NEW PARADIGM
Starting a Berlin-based Forum to promote new economic approaches
Climate change, dangerously high inequality, unstable financial markets and the looming crisis of globalization – all these challenges require fundamentally new answers — by Thomas Fricke and Simon Tilford.
BY
FORUM NEW ECONOMYPUBLISHED
2. NOVEMBER 2019READING TIME
5 MINThe first steps of this initiative were made in the immediate aftermath of the Brexit vote and Donald Trump’s election in late 2016. The basic concern was that these populist votes were far from random events but very much the result of the crisis of the former economic paradigm. When paradigms fail, a vacuum emerges that populists are quick to fill with seductive but dangerous answers.
Nearly three years and several high-level workshops and meetings later we transformed the initiative into a Berlin-based platform called Forum New Economy, with a secretariat in Berlin-Mitte. We held a major launch event on 31st October, with renowned economists and other experts from Germany and elsewhere (see the program below). This event set the tone for a platform that will in an open-minded way support the search for new answers, bringing together innovative thinkers, policy-makers and the broader public. Our exploratory work and discussions very much confirmed our initial thesis: we urgently need a new paradigm of economic policy making to replace the former and all too simple one according to which nearly all of our problems can be solved by free markets. To put it bluntly: we are in a race against time.
Without a paradigm shift, it will be all but impossible to solve the challenges we face – from climate change and inequality to financial instability and the looming crisis of globalization.
Our mission
Modern democracies today are confronted with a deep crisis of confidence that three decades of poorly managed globalization and exaggerated faith in the efficiency of markets have contributed to. While markets may produce huge benefits, an all too orthodox belief in their merits has left behind a raft of challenges that now threaten to overwhelm our societies.

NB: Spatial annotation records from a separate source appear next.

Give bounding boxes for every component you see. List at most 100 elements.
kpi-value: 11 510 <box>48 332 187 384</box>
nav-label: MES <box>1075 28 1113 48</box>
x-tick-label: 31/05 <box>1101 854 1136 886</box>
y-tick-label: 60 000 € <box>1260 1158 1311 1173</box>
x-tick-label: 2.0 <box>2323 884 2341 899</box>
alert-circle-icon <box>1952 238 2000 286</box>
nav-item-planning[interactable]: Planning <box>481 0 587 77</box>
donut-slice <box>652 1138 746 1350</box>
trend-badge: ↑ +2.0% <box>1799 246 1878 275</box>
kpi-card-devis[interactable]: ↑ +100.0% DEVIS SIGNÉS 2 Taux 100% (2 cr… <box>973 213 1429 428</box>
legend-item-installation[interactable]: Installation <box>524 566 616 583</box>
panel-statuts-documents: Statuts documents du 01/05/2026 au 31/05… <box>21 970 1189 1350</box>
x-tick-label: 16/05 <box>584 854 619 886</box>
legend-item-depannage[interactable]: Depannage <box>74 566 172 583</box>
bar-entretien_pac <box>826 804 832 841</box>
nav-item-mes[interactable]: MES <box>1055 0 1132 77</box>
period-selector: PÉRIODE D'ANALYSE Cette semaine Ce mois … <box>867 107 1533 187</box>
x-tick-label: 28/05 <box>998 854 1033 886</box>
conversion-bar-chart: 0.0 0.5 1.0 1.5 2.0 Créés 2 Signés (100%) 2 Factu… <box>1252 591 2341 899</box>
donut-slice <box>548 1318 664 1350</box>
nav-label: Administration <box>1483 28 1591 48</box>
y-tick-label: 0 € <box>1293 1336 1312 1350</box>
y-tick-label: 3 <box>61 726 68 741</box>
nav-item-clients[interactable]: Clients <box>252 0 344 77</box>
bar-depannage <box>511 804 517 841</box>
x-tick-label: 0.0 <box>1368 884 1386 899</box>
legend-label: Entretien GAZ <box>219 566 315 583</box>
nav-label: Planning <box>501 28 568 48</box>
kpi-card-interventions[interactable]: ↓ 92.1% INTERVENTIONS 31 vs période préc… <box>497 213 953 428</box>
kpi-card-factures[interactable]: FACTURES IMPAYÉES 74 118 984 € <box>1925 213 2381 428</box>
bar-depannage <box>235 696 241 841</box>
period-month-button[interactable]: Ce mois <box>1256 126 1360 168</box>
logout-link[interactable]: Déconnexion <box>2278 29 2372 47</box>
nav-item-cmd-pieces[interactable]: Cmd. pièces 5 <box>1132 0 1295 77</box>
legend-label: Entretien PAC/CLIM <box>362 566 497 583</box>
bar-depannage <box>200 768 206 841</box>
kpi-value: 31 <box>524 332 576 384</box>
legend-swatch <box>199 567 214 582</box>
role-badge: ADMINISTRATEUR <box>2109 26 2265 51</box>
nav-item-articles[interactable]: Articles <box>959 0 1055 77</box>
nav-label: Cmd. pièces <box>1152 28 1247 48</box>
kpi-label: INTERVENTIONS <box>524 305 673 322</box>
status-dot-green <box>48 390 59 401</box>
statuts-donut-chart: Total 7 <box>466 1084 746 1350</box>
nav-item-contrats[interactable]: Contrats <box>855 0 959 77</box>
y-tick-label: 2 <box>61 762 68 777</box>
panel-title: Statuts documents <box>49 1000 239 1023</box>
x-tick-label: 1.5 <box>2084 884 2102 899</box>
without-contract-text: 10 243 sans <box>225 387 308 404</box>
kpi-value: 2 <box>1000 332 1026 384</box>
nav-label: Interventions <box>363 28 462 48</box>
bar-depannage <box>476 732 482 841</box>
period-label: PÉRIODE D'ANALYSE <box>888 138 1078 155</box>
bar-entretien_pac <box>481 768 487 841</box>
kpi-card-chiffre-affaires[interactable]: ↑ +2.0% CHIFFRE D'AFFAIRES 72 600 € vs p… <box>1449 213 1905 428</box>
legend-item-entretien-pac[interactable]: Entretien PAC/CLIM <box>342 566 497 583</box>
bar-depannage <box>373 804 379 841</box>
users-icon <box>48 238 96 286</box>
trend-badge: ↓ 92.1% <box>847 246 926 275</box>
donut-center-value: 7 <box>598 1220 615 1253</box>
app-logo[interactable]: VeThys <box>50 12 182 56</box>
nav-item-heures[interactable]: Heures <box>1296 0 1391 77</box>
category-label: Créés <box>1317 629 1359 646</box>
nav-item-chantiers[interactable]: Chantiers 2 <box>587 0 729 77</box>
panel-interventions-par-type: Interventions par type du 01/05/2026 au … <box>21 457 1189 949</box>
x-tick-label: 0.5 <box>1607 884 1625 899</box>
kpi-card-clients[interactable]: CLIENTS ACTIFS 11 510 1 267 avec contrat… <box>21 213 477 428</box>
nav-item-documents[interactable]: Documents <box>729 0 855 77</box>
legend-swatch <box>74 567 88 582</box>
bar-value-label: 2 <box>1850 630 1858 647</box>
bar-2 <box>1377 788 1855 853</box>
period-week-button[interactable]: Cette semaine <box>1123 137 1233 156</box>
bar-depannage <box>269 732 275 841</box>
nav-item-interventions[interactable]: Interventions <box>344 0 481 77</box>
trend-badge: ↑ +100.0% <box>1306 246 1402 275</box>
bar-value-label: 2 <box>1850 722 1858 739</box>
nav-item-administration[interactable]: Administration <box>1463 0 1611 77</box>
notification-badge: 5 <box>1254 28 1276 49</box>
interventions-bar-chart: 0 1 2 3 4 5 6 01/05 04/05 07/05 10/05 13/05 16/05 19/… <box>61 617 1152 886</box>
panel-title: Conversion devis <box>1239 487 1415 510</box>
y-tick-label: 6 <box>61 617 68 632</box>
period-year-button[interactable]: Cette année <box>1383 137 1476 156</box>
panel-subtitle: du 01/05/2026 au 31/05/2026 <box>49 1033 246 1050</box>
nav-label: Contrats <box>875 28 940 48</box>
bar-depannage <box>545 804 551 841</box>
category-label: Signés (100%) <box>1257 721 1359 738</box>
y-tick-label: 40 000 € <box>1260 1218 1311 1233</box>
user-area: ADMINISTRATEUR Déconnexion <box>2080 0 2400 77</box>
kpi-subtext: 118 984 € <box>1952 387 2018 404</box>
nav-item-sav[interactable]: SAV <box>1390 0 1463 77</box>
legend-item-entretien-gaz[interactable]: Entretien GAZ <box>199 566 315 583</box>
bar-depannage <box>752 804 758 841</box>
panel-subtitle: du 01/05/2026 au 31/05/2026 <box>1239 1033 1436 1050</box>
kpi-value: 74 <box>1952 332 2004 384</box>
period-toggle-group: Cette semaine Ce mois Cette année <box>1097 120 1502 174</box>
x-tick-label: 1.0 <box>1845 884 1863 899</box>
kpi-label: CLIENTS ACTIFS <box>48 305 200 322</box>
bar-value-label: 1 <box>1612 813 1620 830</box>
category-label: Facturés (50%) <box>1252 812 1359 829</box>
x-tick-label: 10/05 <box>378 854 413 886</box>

These include inequality, climate change, financial instability, decaying infrastructure, and a backlash against globalization reflected in a widespread popular feeling of lost control over politics as well as individual destiny.
To solve this crisis and prevent populists from filling the vacuum, governments need more than just answers to specific policy challenges. If we are to restore the credibility of our democracies, a new narrative and policy framework is required that recognizes the limitations of markets, lays out a more innovative role for the state and broadens our view of what comprises economic success. To regain confidence in the future, people must believe that policy-makers are driven by a vision of society in which the fruits of economic activity are shared broadly and where people exercise real control.
To accelerate the emergence of such a new understanding we launched the open-minded and politically independent Forum New Economy in Berlin. Backed by leading German and international experts and institutions, it aims to practically contribute to a more economically, financially, socially and environmentally sustainable prosperity.
As the critical European part of a growing international network, the Platform’s secretariat will commission innovative work and organize expert meetings and events to facilitate exchange between academics, policy-makers, politicians and business leaders.
It will provide a landing strip in Germany and Continental Europe for innovative ideas from the US, UK and elsewhere and bring creative German thinkers together and their ideas to a broader audience.
Preparations for the Platform started in early 2017 and have included a dozen publications and five New Paradigm workshops. The work is supported by leading thinkers and policy-makers including Nobel laureate George Akerlof, Mariana Mazzucato, Branko Milanovic, Adair Turner, Pascal Lamy, Moritz Schularick, Tom Krebs, Jens Südekum, Jakob von Weizsäcker, Marcel Fratzscher, Gabriela Ramos, Michael Jacobs, Laurence Tubiana, Rob Johnson, Harold James and Jean Pisani-Ferry. The Platform will work with a powerful network of partners including the OECD, DIW Berlin, the Institute for New Economic Thinking, the European Climate Foundation, Jacques Delors Institut and the Young Scholars Initiative. There will be a Paris hub at OFCE institute. The work is funded by the Hewlett Foundation, Mercator, Bennemann and Canopus Foundations, as well as by INET, IMK and ECF.
The Platform will focus on reducing inequality of incomes and wealth; stabilizing financial markets and making them serve the economy again; ensuring that globalization and new technologies work for all; making climate policies part of a broader economic agenda; designing fiscal policies that stabilize rather than aggravate economic fluctuations; exploring the role of paradigms in policy-making; and promoting fundamental research into the transformation of modern economies.